Roughly 20% of the world’s oil supply normally passes through the narrow waterway connecting the Persian Gulf to global shipping routes. Since the conflict escalated, sustained disruption in the region has driven crude prices sharply higher and intensified fears of broader inflationary spillovers across the global economy.

The national average gasoline price climbed to approximately $4.54 per gallon as of Friday, according to data from the American Automobile Association, representing a 44% increase from a year earlier.

Higher fuel costs have already begun weighing heavily on consumers.

The University of Michigan’s closely watched consumer sentiment index recently fell to a record low of 48.2, reflecting growing financial stress among households facing rising gasoline, transportation, and grocery costs.

Oil markets reacted immediately to Trump’s rejection of Iran’s latest proposal.

West Texas Intermediate crude futures moved higher Sunday night, reversing some of the declines seen earlier in the week when optimism surrounding potential peace negotiations briefly pushed prices below $100 per barrel.

Brent crude, the international oil benchmark, had stabilized near $100 through Friday trading but is widely expected to face renewed upward pressure when Asian markets reopen Monday.

Wall Street strategists remain divided over how severely the energy shock may ultimately impact the broader U.S. economy.

Rick Rieder, Chief Investment Officer of Global Fixed Income at BlackRock, offered a relatively measured assessment of the market’s resilience despite the geopolitical risks.

“The economy may slow somewhat from its prior path, due to the Iran war and subsequent oil price shock,” Rieder said, “but there are many much larger structural components that should keep the aggregate economy in much better shape than many people expect.”

Economists at JPMorgan, however, warned in a client note Thursday that conditions inside global energy markets are becoming increasingly fragile.

“The supply buffers that have insulated the oil market from the war are eroding,” the bank wrote, adding that analysts expect “increasing signs of demand destruction as energy product consumers adjust to rising prices.”

Investors now turn toward a critical week of inflation data that could significantly influence expectations surrounding the Federal Reserve’s next policy moves.

The Bureau of Labor Statistics is scheduled to release both the Consumer Price Index and Producer Price Index this week, reports expected to provide the clearest evidence yet of how the Iran conflict and rising oil prices are filtering into broader inflation across the economy.

Federal Reserve officials are increasingly confronting a difficult balancing act: inflation expectations are climbing again as consumer confidence deteriorates and growth risks begin rising simultaneously.

Markets will also continue monitoring corporate earnings for signs that rising energy costs and geopolitical instability are beginning to pressure business operations.
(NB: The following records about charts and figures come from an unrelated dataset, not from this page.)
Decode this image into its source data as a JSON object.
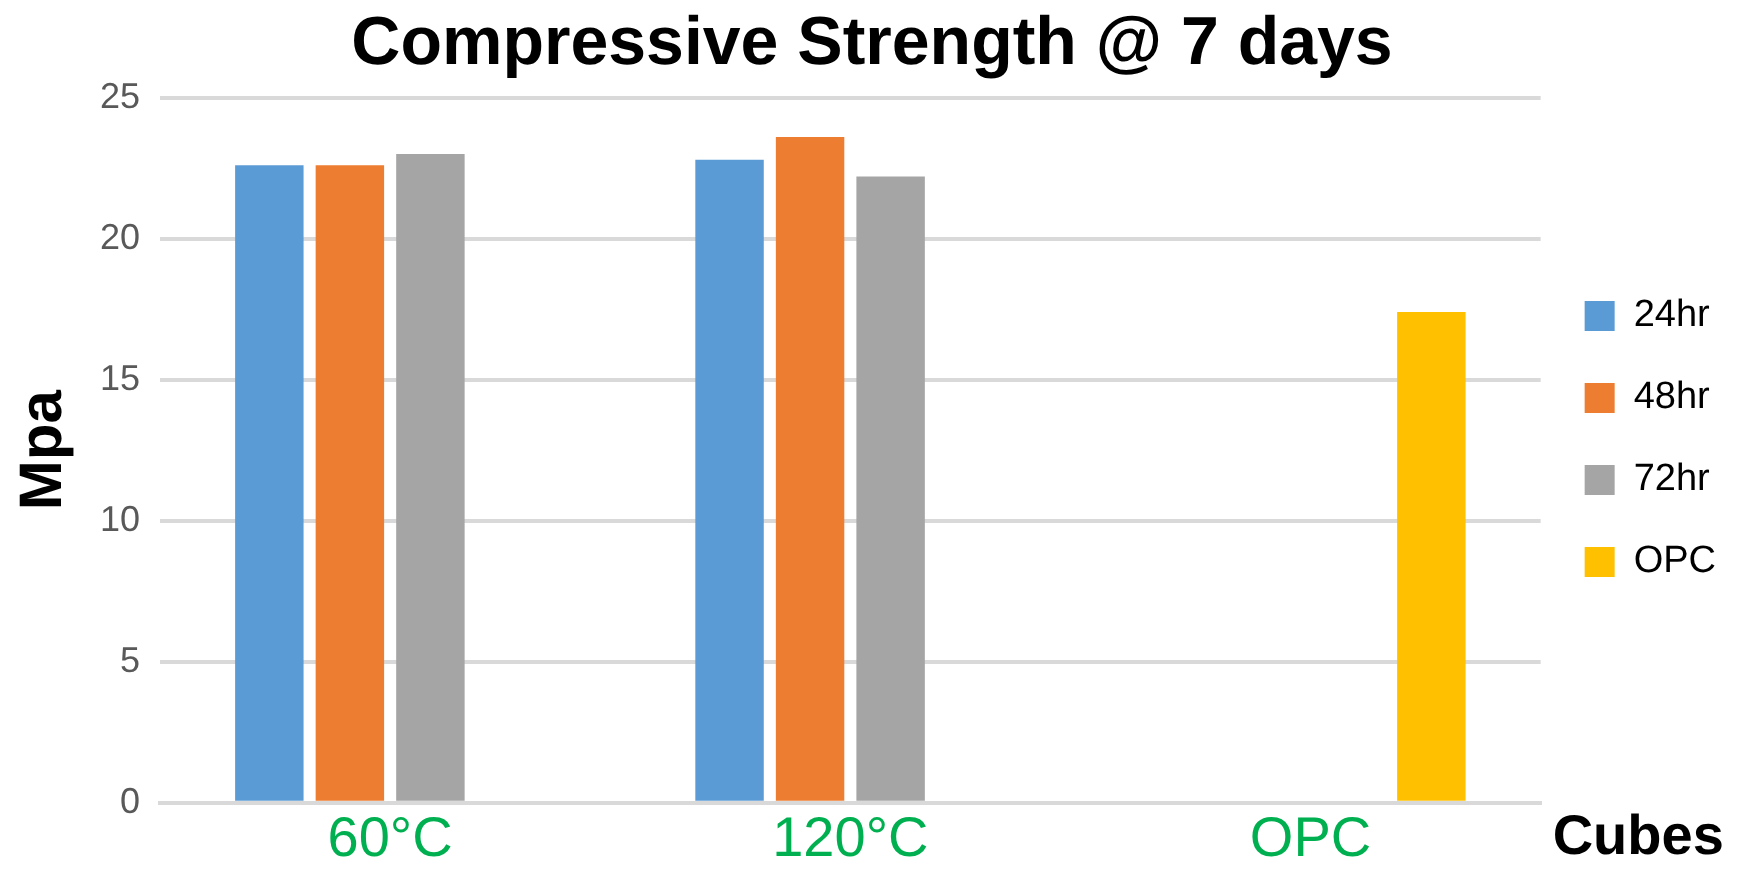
{
  "chart_data": {
    "type": "bar",
    "title": "Compressive Strength @ 7 days",
    "xlabel": "Cubes",
    "ylabel": "Mpa",
    "categories": [
      "60°C",
      "120°C",
      "OPC"
    ],
    "series": [
      {
        "name": "24hr",
        "color": "#5b9bd5",
        "values": [
          22.6,
          22.8,
          null
        ]
      },
      {
        "name": "48hr",
        "color": "#ed7d31",
        "values": [
          22.6,
          23.6,
          null
        ]
      },
      {
        "name": "72hr",
        "color": "#a5a5a5",
        "values": [
          23.0,
          22.2,
          null
        ]
      },
      {
        "name": "OPC",
        "color": "#ffc000",
        "values": [
          null,
          null,
          17.4
        ]
      }
    ],
    "ylim": [
      0,
      25
    ],
    "yticks": [
      0,
      5,
      10,
      15,
      20,
      25
    ],
    "grid": "y",
    "legend": "right"
  }
}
Under Armour and Cisco Systems are among the companies scheduled to report results this week, with investors closely watching for any revisions to guidance tied to higher transportation costs, supply-chain disruptions, or weakening consumer demand.

For now, markets remain caught between two competing forces: strong economic momentum inside the United States and escalating geopolitical risks overseas.

Whether investors continue focusing on resilient corporate earnings and labor markets — or shift toward fears of another prolonged energy-driven inflation shock — may largely depend on what unfolds next between Washington and Tehran in the days ahead.